Let's run another Analysis

In [12]:
key_tags_2 = {'tag': 'Analysis2'}
resultKey_2 = ResultKey(spark, ResultKey.current_milli_time(), key_tags_2)

In [17]:
analysisResult2 = AnalysisRunner(spark) \
                    .onData(df) \
                    .addAnalyzer(Size()) \
                    .addAnalyzer(Completeness("SRVC_ACCOUNT_ID")) \
                    .addAnalyzer(Maximum("FINANCED_AMT")) \
                    .addAnalyzer(CountDistinct("SRVC_ACCOUNT_ID")) \
                    .addAnalyzer(Mean("FINANCED_AMT")) \
                    .addAnalyzer(Compliance("CURRENT_LOAN_TERM", "CURRENT_LOAN_TERM between 10 and 100")) \
                    .addAnalyzer(Correlation("FINANCED_AMT", "ORIG_NOTE_AMT")) \
                    .addAnalyzer(Correlation("ORIG_NOTE_AMT", "PRIN_BALANCE_AMT")) \
                    .useRepository(repository) \
                    .saveOrAppendResult(resultKey_2) \
                    .run()
                    
analysisResult2_df = AnalyzerContext.successMetricsAsDataFrame(spark, analysisResult2)
analysisResult2_df.show()

+-----------+--------------------+-------------+------------------+
|     entity|            instance|         name|             value|
+-----------+--------------------+-------------+------------------+
|     Column|        FINANCED_AMT|      Maximum|         167721.63|
|     Column|        FINANCED_AMT|         Mean|27318.502986175696|
|Mutlicolumn|ORIG_NOTE_AMT,PRI...|  Correlation|0.8645646819614178|
|     Column|   CURRENT_LOAN_TERM|   Compliance|0.9999358501459409|
|     Column|     SRVC_ACCOUNT_ID|CountDistinct|           31177.0|
|    Dataset|                   *|         Size|           31177.0|
|     Column|     SRVC_ACCOUNT_ID| Completeness|               1.0|
|Mutlicolumn|FINANCED_AMT,ORIG...|  Correlation|               1.0|
+-----------+--------------------+-------------+------------------+



In [18]:
analysisResult_metRep_2 = repository.load() \
                            .before(ResultKey.current_milli_time()) \
                            .getSuccessMetricsAsDataFrame()
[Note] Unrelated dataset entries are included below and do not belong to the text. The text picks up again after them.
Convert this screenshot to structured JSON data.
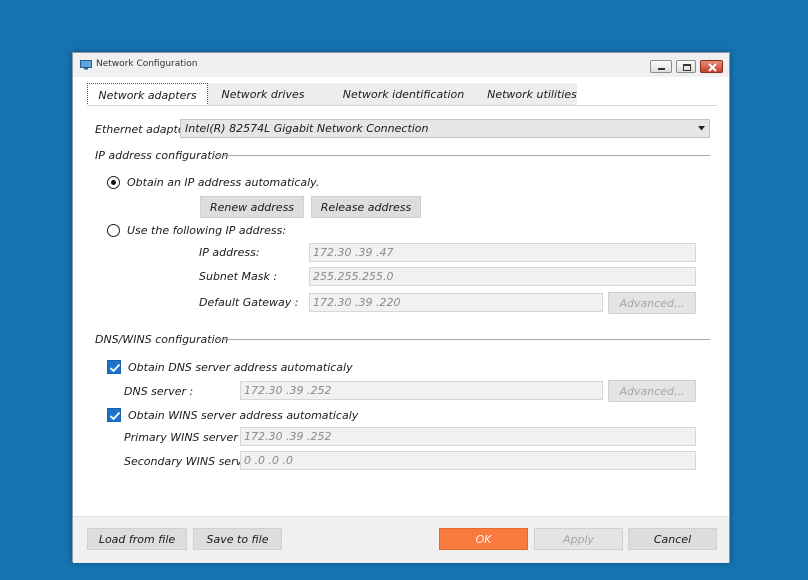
{
  "window": {
    "title": "Network Configuration"
  },
  "tabs": [
    {
      "label": "Network adapters"
    },
    {
      "label": "Network drives"
    },
    {
      "label": "Network identification"
    },
    {
      "label": "Network utilities"
    }
  ],
  "adapter": {
    "label": "Ethernet adapter:",
    "value": "Intel(R) 82574L Gigabit Network Connection"
  },
  "ip_config": {
    "section_title": "IP address configuration",
    "auto_radio_label": "Obtain an IP address automaticaly.",
    "auto_selected": true,
    "renew_label": "Renew address",
    "release_label": "Release address",
    "manual_radio_label": "Use the following IP address:",
    "ip_label": "IP address:",
    "ip_value": "172.30 .39 .47",
    "mask_label": "Subnet Mask :",
    "mask_value": "255.255.255.0",
    "gateway_label": "Default Gateway :",
    "gateway_value": "172.30 .39 .220",
    "advanced_label": "Advanced..."
  },
  "dns_config": {
    "section_title": "DNS/WINS configuration",
    "dns_auto_label": "Obtain DNS server address automaticaly",
    "dns_server_label": "DNS server :",
    "dns_server_value": "172.30 .39 .252",
    "advanced_label": "Advanced...",
    "wins_auto_label": "Obtain WINS server address automaticaly",
    "primary_wins_label": "Primary WINS server :",
    "primary_wins_value": "172.30 .39 .252",
    "secondary_wins_label": "Secondary WINS server:",
    "secondary_wins_value": "0  .0  .0  .0"
  },
  "footer": {
    "load_label": "Load from file",
    "save_label": "Save to file",
    "ok_label": "OK",
    "apply_label": "Apply",
    "cancel_label": "Cancel"
  },
  "colors": {
    "desktop": "#1673b1",
    "ok_button": "#fa7a3e",
    "checkbox": "#1b74c9"
  }
}
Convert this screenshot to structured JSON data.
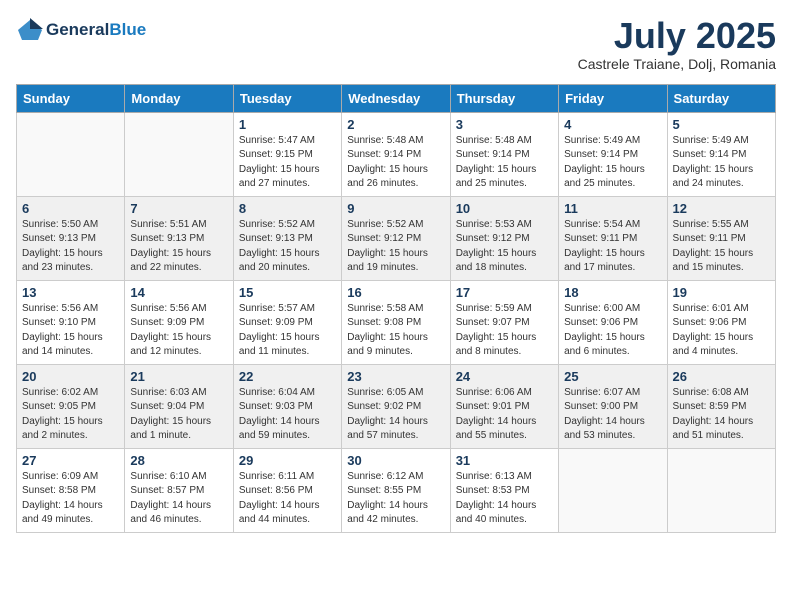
{
  "header": {
    "logo_general": "General",
    "logo_blue": "Blue",
    "month_year": "July 2025",
    "location": "Castrele Traiane, Dolj, Romania"
  },
  "weekdays": [
    "Sunday",
    "Monday",
    "Tuesday",
    "Wednesday",
    "Thursday",
    "Friday",
    "Saturday"
  ],
  "weeks": [
    [
      {
        "day": "",
        "sunrise": "",
        "sunset": "",
        "daylight": ""
      },
      {
        "day": "",
        "sunrise": "",
        "sunset": "",
        "daylight": ""
      },
      {
        "day": "1",
        "sunrise": "Sunrise: 5:47 AM",
        "sunset": "Sunset: 9:15 PM",
        "daylight": "Daylight: 15 hours and 27 minutes."
      },
      {
        "day": "2",
        "sunrise": "Sunrise: 5:48 AM",
        "sunset": "Sunset: 9:14 PM",
        "daylight": "Daylight: 15 hours and 26 minutes."
      },
      {
        "day": "3",
        "sunrise": "Sunrise: 5:48 AM",
        "sunset": "Sunset: 9:14 PM",
        "daylight": "Daylight: 15 hours and 25 minutes."
      },
      {
        "day": "4",
        "sunrise": "Sunrise: 5:49 AM",
        "sunset": "Sunset: 9:14 PM",
        "daylight": "Daylight: 15 hours and 25 minutes."
      },
      {
        "day": "5",
        "sunrise": "Sunrise: 5:49 AM",
        "sunset": "Sunset: 9:14 PM",
        "daylight": "Daylight: 15 hours and 24 minutes."
      }
    ],
    [
      {
        "day": "6",
        "sunrise": "Sunrise: 5:50 AM",
        "sunset": "Sunset: 9:13 PM",
        "daylight": "Daylight: 15 hours and 23 minutes."
      },
      {
        "day": "7",
        "sunrise": "Sunrise: 5:51 AM",
        "sunset": "Sunset: 9:13 PM",
        "daylight": "Daylight: 15 hours and 22 minutes."
      },
      {
        "day": "8",
        "sunrise": "Sunrise: 5:52 AM",
        "sunset": "Sunset: 9:13 PM",
        "daylight": "Daylight: 15 hours and 20 minutes."
      },
      {
        "day": "9",
        "sunrise": "Sunrise: 5:52 AM",
        "sunset": "Sunset: 9:12 PM",
        "daylight": "Daylight: 15 hours and 19 minutes."
      },
      {
        "day": "10",
        "sunrise": "Sunrise: 5:53 AM",
        "sunset": "Sunset: 9:12 PM",
        "daylight": "Daylight: 15 hours and 18 minutes."
      },
      {
        "day": "11",
        "sunrise": "Sunrise: 5:54 AM",
        "sunset": "Sunset: 9:11 PM",
        "daylight": "Daylight: 15 hours and 17 minutes."
      },
      {
        "day": "12",
        "sunrise": "Sunrise: 5:55 AM",
        "sunset": "Sunset: 9:11 PM",
        "daylight": "Daylight: 15 hours and 15 minutes."
      }
    ],
    [
      {
        "day": "13",
        "sunrise": "Sunrise: 5:56 AM",
        "sunset": "Sunset: 9:10 PM",
        "daylight": "Daylight: 15 hours and 14 minutes."
      },
      {
        "day": "14",
        "sunrise": "Sunrise: 5:56 AM",
        "sunset": "Sunset: 9:09 PM",
        "daylight": "Daylight: 15 hours and 12 minutes."
      },
      {
        "day": "15",
        "sunrise": "Sunrise: 5:57 AM",
        "sunset": "Sunset: 9:09 PM",
        "daylight": "Daylight: 15 hours and 11 minutes."
      },
      {
        "day": "16",
        "sunrise": "Sunrise: 5:58 AM",
        "sunset": "Sunset: 9:08 PM",
        "daylight": "Daylight: 15 hours and 9 minutes."
      },
      {
        "day": "17",
        "sunrise": "Sunrise: 5:59 AM",
        "sunset": "Sunset: 9:07 PM",
        "daylight": "Daylight: 15 hours and 8 minutes."
      },
      {
        "day": "18",
        "sunrise": "Sunrise: 6:00 AM",
        "sunset": "Sunset: 9:06 PM",
        "daylight": "Daylight: 15 hours and 6 minutes."
      },
      {
        "day": "19",
        "sunrise": "Sunrise: 6:01 AM",
        "sunset": "Sunset: 9:06 PM",
        "daylight": "Daylight: 15 hours and 4 minutes."
      }
    ],
    [
      {
        "day": "20",
        "sunrise": "Sunrise: 6:02 AM",
        "sunset": "Sunset: 9:05 PM",
        "daylight": "Daylight: 15 hours and 2 minutes."
      },
      {
        "day": "21",
        "sunrise": "Sunrise: 6:03 AM",
        "sunset": "Sunset: 9:04 PM",
        "daylight": "Daylight: 15 hours and 1 minute."
      },
      {
        "day": "22",
        "sunrise": "Sunrise: 6:04 AM",
        "sunset": "Sunset: 9:03 PM",
        "daylight": "Daylight: 14 hours and 59 minutes."
      },
      {
        "day": "23",
        "sunrise": "Sunrise: 6:05 AM",
        "sunset": "Sunset: 9:02 PM",
        "daylight": "Daylight: 14 hours and 57 minutes."
      },
      {
        "day": "24",
        "sunrise": "Sunrise: 6:06 AM",
        "sunset": "Sunset: 9:01 PM",
        "daylight": "Daylight: 14 hours and 55 minutes."
      },
      {
        "day": "25",
        "sunrise": "Sunrise: 6:07 AM",
        "sunset": "Sunset: 9:00 PM",
        "daylight": "Daylight: 14 hours and 53 minutes."
      },
      {
        "day": "26",
        "sunrise": "Sunrise: 6:08 AM",
        "sunset": "Sunset: 8:59 PM",
        "daylight": "Daylight: 14 hours and 51 minutes."
      }
    ],
    [
      {
        "day": "27",
        "sunrise": "Sunrise: 6:09 AM",
        "sunset": "Sunset: 8:58 PM",
        "daylight": "Daylight: 14 hours and 49 minutes."
      },
      {
        "day": "28",
        "sunrise": "Sunrise: 6:10 AM",
        "sunset": "Sunset: 8:57 PM",
        "daylight": "Daylight: 14 hours and 46 minutes."
      },
      {
        "day": "29",
        "sunrise": "Sunrise: 6:11 AM",
        "sunset": "Sunset: 8:56 PM",
        "daylight": "Daylight: 14 hours and 44 minutes."
      },
      {
        "day": "30",
        "sunrise": "Sunrise: 6:12 AM",
        "sunset": "Sunset: 8:55 PM",
        "daylight": "Daylight: 14 hours and 42 minutes."
      },
      {
        "day": "31",
        "sunrise": "Sunrise: 6:13 AM",
        "sunset": "Sunset: 8:53 PM",
        "daylight": "Daylight: 14 hours and 40 minutes."
      },
      {
        "day": "",
        "sunrise": "",
        "sunset": "",
        "daylight": ""
      },
      {
        "day": "",
        "sunrise": "",
        "sunset": "",
        "daylight": ""
      }
    ]
  ]
}
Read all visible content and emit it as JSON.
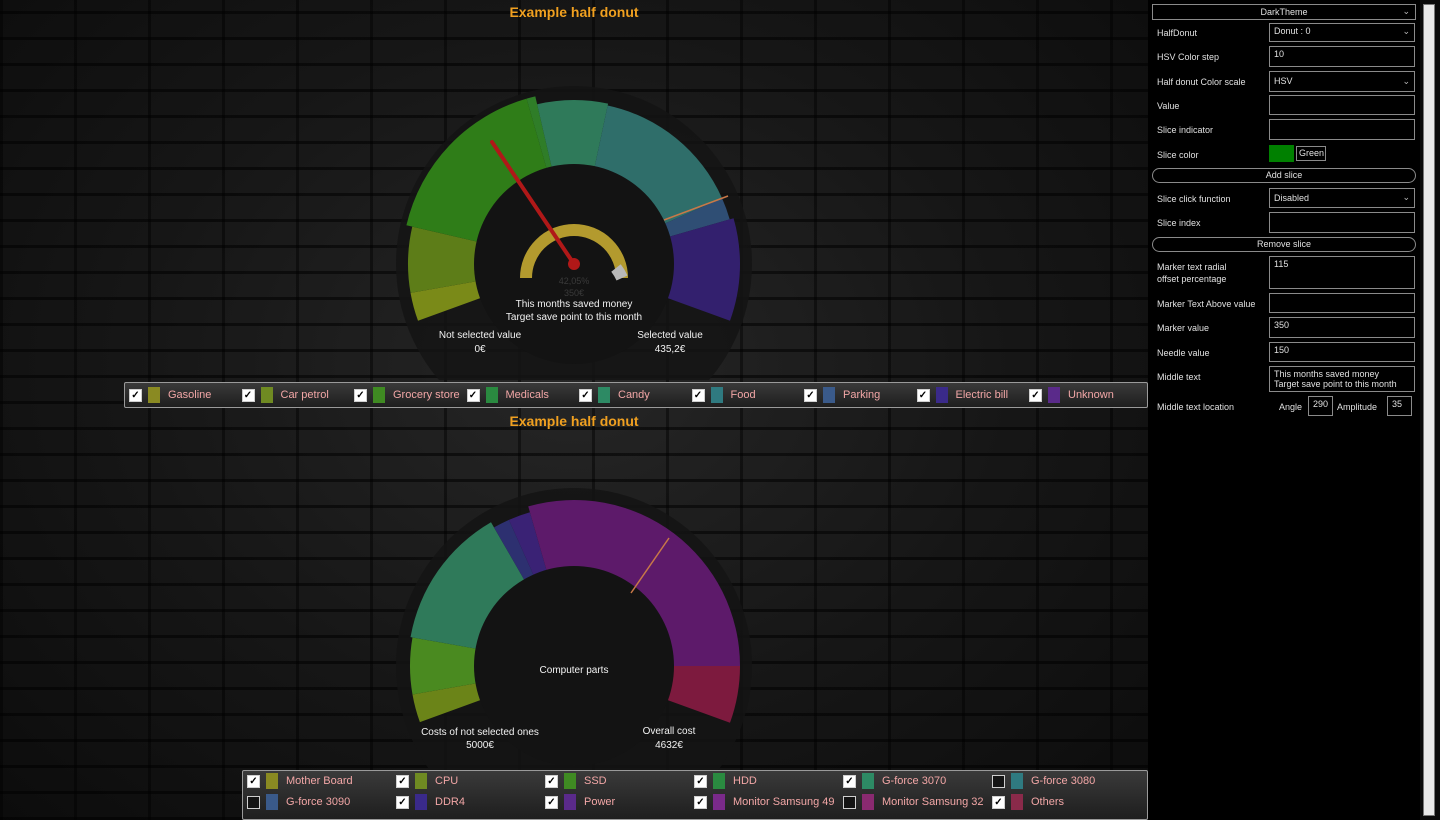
{
  "chart1": {
    "title": "Example half donut",
    "middle_text_line1": "This months saved money",
    "middle_text_line2": "Target save point to this month",
    "gauge_percent": "42,05%",
    "gauge_sub": "350€",
    "left_label": "Not selected value",
    "left_value": "0€",
    "right_label": "Selected value",
    "right_value": "435,2€",
    "legend": [
      {
        "label": "Gasoline",
        "color": "#8a8a22",
        "checked": true
      },
      {
        "label": "Car petrol",
        "color": "#6f8a22",
        "checked": true
      },
      {
        "label": "Grocery store",
        "color": "#3f8a22",
        "checked": true
      },
      {
        "label": "Medicals",
        "color": "#2a8a40",
        "checked": true
      },
      {
        "label": "Candy",
        "color": "#2d8a64",
        "checked": true
      },
      {
        "label": "Food",
        "color": "#2f7a80",
        "checked": true
      },
      {
        "label": "Parking",
        "color": "#3a5a8a",
        "checked": true
      },
      {
        "label": "Electric bill",
        "color": "#3a2a8a",
        "checked": true
      },
      {
        "label": "Unknown",
        "color": "#5a2a8a",
        "checked": true
      }
    ]
  },
  "chart2": {
    "title": "Example half donut",
    "middle_text": "Computer parts",
    "left_label": "Costs of not selected ones",
    "left_value": "5000€",
    "right_label": "Overall cost",
    "right_value": "4632€",
    "legend": [
      {
        "label": "Mother Board",
        "color": "#8a8a22",
        "checked": true
      },
      {
        "label": "CPU",
        "color": "#6f8a22",
        "checked": true
      },
      {
        "label": "SSD",
        "color": "#3f8a22",
        "checked": true
      },
      {
        "label": "HDD",
        "color": "#2a8a40",
        "checked": true
      },
      {
        "label": "G-force 3070",
        "color": "#2d8a64",
        "checked": true
      },
      {
        "label": "G-force 3080",
        "color": "#2f7a80",
        "checked": false
      },
      {
        "label": "G-force 3090",
        "color": "#3a5a8a",
        "checked": false
      },
      {
        "label": "DDR4",
        "color": "#3a2a8a",
        "checked": true
      },
      {
        "label": "Power",
        "color": "#5a2a8a",
        "checked": true
      },
      {
        "label": "Monitor Samsung 49",
        "color": "#7a2a8a",
        "checked": true
      },
      {
        "label": "Monitor Samsung 32",
        "color": "#8a2a70",
        "checked": false
      },
      {
        "label": "Others",
        "color": "#8a2a4a",
        "checked": true
      }
    ]
  },
  "panel": {
    "theme": "DarkTheme",
    "halfdonut_label": "HalfDonut",
    "halfdonut_value": "Donut : 0",
    "hsv_step_label": "HSV Color step",
    "hsv_step_value": "10",
    "color_scale_label": "Half donut Color scale",
    "color_scale_value": "HSV",
    "value_label": "Value",
    "value_value": "",
    "slice_indicator_label": "Slice indicator",
    "slice_indicator_value": "",
    "slice_color_label": "Slice color",
    "slice_color_name": "Green",
    "slice_color_hex": "#008000",
    "add_slice": "Add slice",
    "click_fn_label": "Slice click function",
    "click_fn_value": "Disabled",
    "slice_index_label": "Slice index",
    "slice_index_value": "",
    "remove_slice": "Remove slice",
    "radial_label_1": "Marker text radial",
    "radial_label_2": "offset percentage",
    "radial_value": "115",
    "above_label": "Marker Text Above value",
    "above_value": "",
    "marker_value_label": "Marker value",
    "marker_value": "350",
    "needle_label": "Needle value",
    "needle_value": "150",
    "middle_text_label": "Middle text",
    "middle_text_1": "This months saved money",
    "middle_text_2": "Target save point to this month",
    "location_label": "Middle text location",
    "angle_label": "Angle",
    "angle_value": "290",
    "amplitude_label": "Amplitude",
    "amplitude_value": "35"
  }
}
analysisResult_metRep_2.show(analysisResult_metRep_2.count(), False)

+-----------+------------------------------+-------------+------------------+-------------+---------+
|entity     |instance                      |name         |value             |dataset_date |tag      |
+-----------+------------------------------+-------------+------------------+-------------+---------+
|Column     |FINANCED_AMT                  |Maximum      |167721.63         |1611594746425|Analysis1|
|Column     |FINANCED_AMT                  |Mean         |27318.502986175696|1611594746425|Analysis1|
|Column     |ACCOUNT_NBR                   |Completeness |1.0               |1611594746425|Analysis1|
|Mutlicolumn|ORIG_NOTE_AMT,PRIN_BALANCE_AMT|Correlation  |0.8645646819614178|1611594746425|Analysis1|
|Column     |CURRENT_LOAN_TERM             |Compliance   |0.9999358501459409|1611594746425|Analysis1|
|Column     |ACCOUNT_NBR                   |CountDistinct|31177.0           |1611594746425|Analysis1|
|Column     |SRVC_ACCOUNT_ID               |CountDistinct|31177.0           |16115

We can see the differences in the dataset_date and tag column and filter our results

In [19]:
filtered_tags = repository.load() \
        .withTagValues(key_tags_2) \
        .getSuccessMetricsAsDataFrame()

filtered_tags.show(filtered_tags.count(), False)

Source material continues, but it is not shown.